Cook1 hr 30 mins
An adaptation of a recipe that first appeared in the San Francisco Chronicle. I've fiddled both with the marinade and the wonderful syrupy sauce. The combination of rosemary, citrus and pork is classic and brought to new levels with the use of Meyer lemons. You could try this with more common varieties of lemon but you will miss the sweet and orange-y flavor of this particular fruit. Do remember to tie the roast before cooking as the tightness helps to retain the moisture and tenderness of the pork. As a side, I would suggest roasting some Yukon potatoes along with the pork. (See picture.) Since they absorb some of the sauce make some extra.
- Carefully cut any strings tying the roast and unroll or (depending how its cut) separate/butterfly into halves.
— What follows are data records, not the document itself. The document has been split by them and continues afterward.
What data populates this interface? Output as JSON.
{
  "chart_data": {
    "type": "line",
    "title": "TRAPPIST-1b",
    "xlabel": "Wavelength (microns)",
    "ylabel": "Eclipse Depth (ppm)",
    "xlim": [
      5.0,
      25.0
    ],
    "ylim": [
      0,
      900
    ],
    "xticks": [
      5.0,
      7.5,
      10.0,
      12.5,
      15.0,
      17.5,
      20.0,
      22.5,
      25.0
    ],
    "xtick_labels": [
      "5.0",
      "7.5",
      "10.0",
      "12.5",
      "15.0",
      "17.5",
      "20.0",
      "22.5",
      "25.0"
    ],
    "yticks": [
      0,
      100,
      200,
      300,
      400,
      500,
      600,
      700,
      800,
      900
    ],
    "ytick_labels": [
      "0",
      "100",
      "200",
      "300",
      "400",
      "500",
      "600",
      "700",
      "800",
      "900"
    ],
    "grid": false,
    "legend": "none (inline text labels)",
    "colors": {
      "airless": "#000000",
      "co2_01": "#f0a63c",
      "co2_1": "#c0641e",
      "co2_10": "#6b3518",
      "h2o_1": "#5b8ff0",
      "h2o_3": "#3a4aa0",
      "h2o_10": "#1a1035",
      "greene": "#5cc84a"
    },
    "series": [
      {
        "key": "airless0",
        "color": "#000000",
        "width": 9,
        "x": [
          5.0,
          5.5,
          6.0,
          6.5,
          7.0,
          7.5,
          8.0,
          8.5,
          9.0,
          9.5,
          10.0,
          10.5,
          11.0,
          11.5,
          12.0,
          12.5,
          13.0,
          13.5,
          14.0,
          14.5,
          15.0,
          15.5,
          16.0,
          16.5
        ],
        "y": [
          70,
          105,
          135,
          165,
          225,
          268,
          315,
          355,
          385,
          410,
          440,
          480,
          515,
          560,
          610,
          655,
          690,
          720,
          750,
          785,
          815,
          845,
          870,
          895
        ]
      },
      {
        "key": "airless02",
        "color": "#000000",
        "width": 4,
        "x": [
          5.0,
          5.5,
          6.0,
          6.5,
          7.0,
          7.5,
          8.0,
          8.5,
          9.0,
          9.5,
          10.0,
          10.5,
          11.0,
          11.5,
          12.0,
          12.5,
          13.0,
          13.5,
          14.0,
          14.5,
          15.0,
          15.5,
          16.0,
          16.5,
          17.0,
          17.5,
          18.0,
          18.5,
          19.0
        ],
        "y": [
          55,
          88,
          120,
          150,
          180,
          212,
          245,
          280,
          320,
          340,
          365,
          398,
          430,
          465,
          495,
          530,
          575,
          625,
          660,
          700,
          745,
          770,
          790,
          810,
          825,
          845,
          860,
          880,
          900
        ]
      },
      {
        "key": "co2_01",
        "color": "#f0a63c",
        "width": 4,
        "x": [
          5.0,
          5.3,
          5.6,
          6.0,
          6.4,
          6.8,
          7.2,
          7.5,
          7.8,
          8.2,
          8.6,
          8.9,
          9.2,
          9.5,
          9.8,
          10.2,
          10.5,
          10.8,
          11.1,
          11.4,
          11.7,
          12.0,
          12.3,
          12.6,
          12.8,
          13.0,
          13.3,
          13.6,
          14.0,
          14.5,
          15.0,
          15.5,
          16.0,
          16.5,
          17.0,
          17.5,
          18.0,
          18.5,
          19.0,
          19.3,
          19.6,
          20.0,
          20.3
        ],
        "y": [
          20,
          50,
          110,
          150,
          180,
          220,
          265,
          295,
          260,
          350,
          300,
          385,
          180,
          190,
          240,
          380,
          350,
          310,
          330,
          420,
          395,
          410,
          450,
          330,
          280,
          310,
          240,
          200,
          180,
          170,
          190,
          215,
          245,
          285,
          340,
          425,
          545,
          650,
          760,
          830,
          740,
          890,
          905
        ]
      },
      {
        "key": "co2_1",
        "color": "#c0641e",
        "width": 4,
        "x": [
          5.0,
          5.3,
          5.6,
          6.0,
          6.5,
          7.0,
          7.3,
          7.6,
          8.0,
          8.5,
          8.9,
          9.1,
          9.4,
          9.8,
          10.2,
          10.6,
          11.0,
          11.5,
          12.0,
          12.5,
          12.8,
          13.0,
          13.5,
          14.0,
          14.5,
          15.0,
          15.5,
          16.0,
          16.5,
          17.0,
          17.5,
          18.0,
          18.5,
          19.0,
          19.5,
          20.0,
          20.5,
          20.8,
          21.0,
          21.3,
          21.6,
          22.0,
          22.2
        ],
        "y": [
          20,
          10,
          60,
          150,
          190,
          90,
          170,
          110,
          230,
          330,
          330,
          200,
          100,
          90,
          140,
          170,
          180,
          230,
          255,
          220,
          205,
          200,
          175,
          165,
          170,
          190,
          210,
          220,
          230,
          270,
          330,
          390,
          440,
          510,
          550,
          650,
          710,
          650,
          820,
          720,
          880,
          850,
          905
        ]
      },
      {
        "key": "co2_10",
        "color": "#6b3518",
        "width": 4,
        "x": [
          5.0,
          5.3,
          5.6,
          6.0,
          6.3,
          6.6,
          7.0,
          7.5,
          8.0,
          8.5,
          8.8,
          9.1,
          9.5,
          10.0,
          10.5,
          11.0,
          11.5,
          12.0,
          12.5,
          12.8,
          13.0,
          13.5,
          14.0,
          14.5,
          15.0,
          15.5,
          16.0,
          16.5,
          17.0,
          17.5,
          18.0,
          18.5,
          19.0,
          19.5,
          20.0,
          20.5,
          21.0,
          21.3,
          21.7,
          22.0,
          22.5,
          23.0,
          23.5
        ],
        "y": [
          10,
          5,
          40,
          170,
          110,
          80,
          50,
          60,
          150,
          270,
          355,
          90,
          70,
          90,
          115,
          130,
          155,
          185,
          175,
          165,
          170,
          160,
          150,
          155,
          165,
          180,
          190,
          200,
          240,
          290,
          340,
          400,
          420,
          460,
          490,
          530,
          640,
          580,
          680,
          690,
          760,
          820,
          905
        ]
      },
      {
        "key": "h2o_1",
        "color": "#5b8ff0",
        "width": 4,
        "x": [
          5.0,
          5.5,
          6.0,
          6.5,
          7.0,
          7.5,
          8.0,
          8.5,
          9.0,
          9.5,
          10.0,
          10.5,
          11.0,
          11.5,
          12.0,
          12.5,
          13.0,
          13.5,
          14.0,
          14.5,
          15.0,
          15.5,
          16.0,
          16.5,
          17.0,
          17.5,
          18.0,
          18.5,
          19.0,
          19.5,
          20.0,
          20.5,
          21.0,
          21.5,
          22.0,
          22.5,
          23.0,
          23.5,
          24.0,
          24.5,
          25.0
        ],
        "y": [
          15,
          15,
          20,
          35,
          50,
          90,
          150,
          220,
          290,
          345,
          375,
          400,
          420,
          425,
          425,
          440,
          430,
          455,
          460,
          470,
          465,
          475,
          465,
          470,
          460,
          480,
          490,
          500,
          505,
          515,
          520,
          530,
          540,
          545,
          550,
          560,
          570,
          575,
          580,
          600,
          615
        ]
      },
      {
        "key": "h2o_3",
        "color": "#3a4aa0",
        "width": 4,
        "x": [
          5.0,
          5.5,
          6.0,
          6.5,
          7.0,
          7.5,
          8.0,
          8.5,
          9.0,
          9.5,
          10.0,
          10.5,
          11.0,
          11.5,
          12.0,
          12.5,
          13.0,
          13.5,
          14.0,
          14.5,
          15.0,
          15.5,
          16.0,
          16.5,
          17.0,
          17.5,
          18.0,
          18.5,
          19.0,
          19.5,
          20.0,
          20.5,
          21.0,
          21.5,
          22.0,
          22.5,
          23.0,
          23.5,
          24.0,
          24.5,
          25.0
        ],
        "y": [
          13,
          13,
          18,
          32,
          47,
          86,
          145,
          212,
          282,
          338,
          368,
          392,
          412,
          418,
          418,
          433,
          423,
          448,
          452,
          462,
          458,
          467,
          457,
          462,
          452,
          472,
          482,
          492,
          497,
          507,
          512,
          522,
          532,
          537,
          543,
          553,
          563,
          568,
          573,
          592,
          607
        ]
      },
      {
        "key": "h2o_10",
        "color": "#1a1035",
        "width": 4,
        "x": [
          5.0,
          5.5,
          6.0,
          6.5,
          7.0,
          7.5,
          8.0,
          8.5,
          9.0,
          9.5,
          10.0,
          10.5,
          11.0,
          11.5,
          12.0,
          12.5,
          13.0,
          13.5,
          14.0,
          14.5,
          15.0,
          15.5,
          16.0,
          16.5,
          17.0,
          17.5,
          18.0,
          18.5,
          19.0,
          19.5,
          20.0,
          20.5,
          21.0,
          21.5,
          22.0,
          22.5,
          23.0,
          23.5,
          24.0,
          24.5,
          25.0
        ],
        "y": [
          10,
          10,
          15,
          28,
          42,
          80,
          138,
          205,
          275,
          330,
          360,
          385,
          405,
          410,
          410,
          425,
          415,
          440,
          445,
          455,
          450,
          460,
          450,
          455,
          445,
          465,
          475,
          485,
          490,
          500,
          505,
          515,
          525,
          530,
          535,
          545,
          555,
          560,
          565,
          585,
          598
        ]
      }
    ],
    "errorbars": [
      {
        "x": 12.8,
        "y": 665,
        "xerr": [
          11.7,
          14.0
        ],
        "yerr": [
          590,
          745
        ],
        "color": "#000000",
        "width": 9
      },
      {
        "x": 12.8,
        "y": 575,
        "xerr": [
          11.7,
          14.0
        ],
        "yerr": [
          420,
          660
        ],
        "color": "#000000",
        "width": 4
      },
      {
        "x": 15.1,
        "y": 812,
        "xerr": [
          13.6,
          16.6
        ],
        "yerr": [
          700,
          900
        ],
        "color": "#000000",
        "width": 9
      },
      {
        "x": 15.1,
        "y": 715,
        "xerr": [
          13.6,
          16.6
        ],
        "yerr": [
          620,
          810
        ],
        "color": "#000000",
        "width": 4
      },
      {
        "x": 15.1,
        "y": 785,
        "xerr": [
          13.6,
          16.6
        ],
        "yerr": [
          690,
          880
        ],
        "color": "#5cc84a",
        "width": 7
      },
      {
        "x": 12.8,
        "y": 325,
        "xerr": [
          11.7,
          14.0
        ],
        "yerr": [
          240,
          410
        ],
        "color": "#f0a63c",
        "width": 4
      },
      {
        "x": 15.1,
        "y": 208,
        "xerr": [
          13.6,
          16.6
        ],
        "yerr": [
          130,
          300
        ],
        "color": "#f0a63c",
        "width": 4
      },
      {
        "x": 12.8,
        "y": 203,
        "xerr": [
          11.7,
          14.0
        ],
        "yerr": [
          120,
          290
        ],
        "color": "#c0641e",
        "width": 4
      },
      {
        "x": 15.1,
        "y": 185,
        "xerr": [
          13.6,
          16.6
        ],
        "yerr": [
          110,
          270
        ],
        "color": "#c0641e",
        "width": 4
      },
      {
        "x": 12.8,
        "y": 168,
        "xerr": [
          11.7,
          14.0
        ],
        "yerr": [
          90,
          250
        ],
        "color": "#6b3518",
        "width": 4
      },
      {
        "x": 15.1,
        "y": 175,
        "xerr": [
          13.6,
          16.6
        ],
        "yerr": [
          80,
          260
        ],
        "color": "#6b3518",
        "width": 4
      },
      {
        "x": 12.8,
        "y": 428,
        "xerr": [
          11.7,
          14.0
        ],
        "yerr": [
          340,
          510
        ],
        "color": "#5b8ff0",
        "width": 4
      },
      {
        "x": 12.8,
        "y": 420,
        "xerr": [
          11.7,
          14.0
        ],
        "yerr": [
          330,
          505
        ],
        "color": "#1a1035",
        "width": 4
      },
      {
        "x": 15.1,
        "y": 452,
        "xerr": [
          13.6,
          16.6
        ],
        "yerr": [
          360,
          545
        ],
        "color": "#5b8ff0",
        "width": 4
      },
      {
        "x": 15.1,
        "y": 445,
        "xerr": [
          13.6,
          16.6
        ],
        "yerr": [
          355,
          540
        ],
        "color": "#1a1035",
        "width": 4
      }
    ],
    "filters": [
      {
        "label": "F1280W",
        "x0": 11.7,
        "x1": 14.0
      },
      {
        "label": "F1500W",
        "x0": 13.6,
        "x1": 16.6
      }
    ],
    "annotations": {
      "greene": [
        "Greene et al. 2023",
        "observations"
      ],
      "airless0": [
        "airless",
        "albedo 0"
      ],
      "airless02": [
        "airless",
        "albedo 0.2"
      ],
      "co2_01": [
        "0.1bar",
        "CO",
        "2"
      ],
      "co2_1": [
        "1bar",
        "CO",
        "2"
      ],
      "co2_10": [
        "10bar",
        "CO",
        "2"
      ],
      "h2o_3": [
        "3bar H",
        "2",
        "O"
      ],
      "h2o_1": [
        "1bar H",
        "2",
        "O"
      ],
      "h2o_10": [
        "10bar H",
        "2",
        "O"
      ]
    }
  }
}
Slash the meat at intervals and rub liberally with rosemary and minced garlic. Place in a nonreactive container or resealable plastic bag big enough for the meat to lie flat. Pour the wine over the meat and sprinkle with the remaining rosemary. Let marinate for at least 90 minutes, turning several times.
- Preheat oven to 450°F.
- Remove the meat from the marinade, pat very dry (the bits of rosemary and garlic on the meat are fine. Reassemble into the original roll shape and tie using butchers' twine.
- Place the meat in a roasting pan and roast for 15 minutes.
- Reduce oven temperature to 350°F and roast for 30 minutes. Baste the meat with any juices that accumulate in the pan, and roast for 15 minutes more.
- Meanwhile, combine the sugar, half cup lemon juice and the Cointreau. Stir to dissolve the sugar.
- Discard any fat in the roasting pan, then spoon the lemon mixture over the meat. Roast for 30 minutes longer, basting the meat with the glaze every 5 to 10 minutes. The glaze will become thick and the roast a glossy brown.
- Transfer the roast to a cutting board, reserving accumulated pan juices. Let the meat set on a plate for 10 minutes before carving.
- Add remaining 2 tablespoons lemon juice to the reserved pan juices along with any juices released by the roast. Pour into a sauceboat and pass at the table.